One of the things that has become interesting is how to deal with the size of the module: as it currently stands it is written as 15 encounters (not including the wandering encounters, which should add another 2 or 3 small skirmishes at the least) and is clocking in at about 45 page before the maps player handouts. Should be plenty to get the 5-player party from 1st to 2nd level. Almost all of the encounters written has a “background” session which describes a bit of area history and monster motivation. My goal being, that I want the adventure to have a rich story to help draw the characters in – I like my adventures to feel “thematic”. When I write the adventure, I envision how it would play out if the adventure were a movie, with exposition, action, and then either a denouement and/or cliffhanger.

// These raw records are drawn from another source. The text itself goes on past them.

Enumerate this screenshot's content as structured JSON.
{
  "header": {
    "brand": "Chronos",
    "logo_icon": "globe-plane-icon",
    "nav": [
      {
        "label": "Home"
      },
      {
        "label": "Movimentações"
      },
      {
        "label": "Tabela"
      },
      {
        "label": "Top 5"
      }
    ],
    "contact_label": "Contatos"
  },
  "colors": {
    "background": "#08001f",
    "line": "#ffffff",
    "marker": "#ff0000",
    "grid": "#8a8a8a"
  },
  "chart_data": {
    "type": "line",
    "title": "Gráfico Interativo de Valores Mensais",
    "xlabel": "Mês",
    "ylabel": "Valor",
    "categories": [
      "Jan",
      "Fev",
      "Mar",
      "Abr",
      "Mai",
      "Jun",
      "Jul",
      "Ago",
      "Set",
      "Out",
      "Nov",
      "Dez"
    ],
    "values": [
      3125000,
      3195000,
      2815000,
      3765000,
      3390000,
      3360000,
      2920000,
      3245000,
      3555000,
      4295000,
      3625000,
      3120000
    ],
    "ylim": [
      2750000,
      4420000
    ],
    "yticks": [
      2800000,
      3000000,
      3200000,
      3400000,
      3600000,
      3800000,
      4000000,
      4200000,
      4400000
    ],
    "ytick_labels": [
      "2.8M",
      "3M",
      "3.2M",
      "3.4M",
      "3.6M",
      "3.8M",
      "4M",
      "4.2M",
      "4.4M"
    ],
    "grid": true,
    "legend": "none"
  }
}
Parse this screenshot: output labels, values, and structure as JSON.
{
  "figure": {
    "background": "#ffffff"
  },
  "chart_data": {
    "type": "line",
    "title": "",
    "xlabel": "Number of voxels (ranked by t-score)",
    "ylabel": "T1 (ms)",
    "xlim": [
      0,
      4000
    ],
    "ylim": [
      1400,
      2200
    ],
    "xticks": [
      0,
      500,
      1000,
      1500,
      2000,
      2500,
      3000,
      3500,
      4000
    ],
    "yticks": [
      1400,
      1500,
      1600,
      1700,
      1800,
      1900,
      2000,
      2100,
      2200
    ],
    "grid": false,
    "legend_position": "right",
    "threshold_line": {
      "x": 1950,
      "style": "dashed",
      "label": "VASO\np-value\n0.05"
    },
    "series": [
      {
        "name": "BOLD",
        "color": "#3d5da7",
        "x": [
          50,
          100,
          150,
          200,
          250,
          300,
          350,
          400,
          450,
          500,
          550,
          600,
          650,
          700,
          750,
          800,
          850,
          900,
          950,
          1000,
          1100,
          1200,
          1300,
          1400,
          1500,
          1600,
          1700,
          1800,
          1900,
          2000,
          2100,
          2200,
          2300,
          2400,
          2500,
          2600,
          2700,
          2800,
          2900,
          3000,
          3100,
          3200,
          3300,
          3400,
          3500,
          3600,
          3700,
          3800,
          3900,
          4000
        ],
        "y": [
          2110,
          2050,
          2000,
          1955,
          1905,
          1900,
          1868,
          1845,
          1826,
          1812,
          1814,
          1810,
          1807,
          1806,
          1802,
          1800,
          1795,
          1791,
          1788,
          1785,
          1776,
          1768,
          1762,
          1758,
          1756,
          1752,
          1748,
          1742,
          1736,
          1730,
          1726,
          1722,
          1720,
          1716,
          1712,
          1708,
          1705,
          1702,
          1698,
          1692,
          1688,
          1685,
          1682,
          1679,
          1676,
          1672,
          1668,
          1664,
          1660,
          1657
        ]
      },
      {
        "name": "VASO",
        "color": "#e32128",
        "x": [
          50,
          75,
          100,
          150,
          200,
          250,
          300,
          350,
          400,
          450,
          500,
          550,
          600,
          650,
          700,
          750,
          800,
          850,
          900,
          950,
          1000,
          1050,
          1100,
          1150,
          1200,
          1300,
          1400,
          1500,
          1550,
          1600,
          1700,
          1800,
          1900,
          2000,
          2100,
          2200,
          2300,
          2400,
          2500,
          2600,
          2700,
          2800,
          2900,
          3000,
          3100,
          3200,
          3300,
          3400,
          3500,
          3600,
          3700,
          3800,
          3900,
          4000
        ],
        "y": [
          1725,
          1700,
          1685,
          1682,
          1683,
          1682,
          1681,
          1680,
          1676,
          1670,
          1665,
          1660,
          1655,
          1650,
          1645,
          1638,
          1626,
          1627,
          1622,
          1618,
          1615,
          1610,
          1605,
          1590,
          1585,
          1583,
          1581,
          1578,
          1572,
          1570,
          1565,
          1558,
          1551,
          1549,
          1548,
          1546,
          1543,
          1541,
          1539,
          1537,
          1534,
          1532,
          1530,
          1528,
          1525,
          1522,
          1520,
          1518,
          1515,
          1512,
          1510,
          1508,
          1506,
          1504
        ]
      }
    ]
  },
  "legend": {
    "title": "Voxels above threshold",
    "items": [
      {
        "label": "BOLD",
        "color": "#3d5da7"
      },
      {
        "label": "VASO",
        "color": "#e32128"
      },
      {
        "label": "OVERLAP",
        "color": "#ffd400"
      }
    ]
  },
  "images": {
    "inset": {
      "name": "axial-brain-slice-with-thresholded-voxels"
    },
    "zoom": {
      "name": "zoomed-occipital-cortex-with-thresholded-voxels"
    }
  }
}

The goal has always been to publish the module and distribute to game stores, as well as publish via PDF for those who prefer that medium (I actually prefer both and am trying to figure out a clever way to make that happen as well… I can’t remember where I read it, but I do remember one 3rd party publisher who would send a free PDF version to anyone who sent in a digital picture of themselves holding the paper version of their module. Very clever!) As such my editor asked me to potentially consider cutting into 2 modules if there was a natural breaking point. It is an intriguing idea.
It leads me to wonder: what will be the magic ratio of story-to-combat or “fluff to crunch” ratio when it comes to buying a 4ED module to a modern audience? If you spent your hard earned $15 (or so) on a printed module, and it had 15 encounters with detailed backstory is that a fine value? Does the modern audience have an expectation as to how many monsters to fight? Does it all depend on the preference of the player of story vs. dungeon crawl? Will it all depend on the quality of the writing?
I think writers, DM’s and game designers included – tend to “write about what they know”. In my case, I wanted this adventure to feel a bit like some of the “open-ended” adventures of my youth – Dwellers of the Forbidden City or Lost Voyages of Sinbad style of adventure, complete with promises of future adventure to follow. As such the story flowed where it needed to flow, and the length was what it was.
I suppose the market will speak soon enough. Plan A is to print the module as written. My fabulous graphic designer is putting the document through its InDesign paces as we speak, and while the module may not come out in February, it won’t be far behind.
Curious to anyones thoughts on the modern story to combat ratio.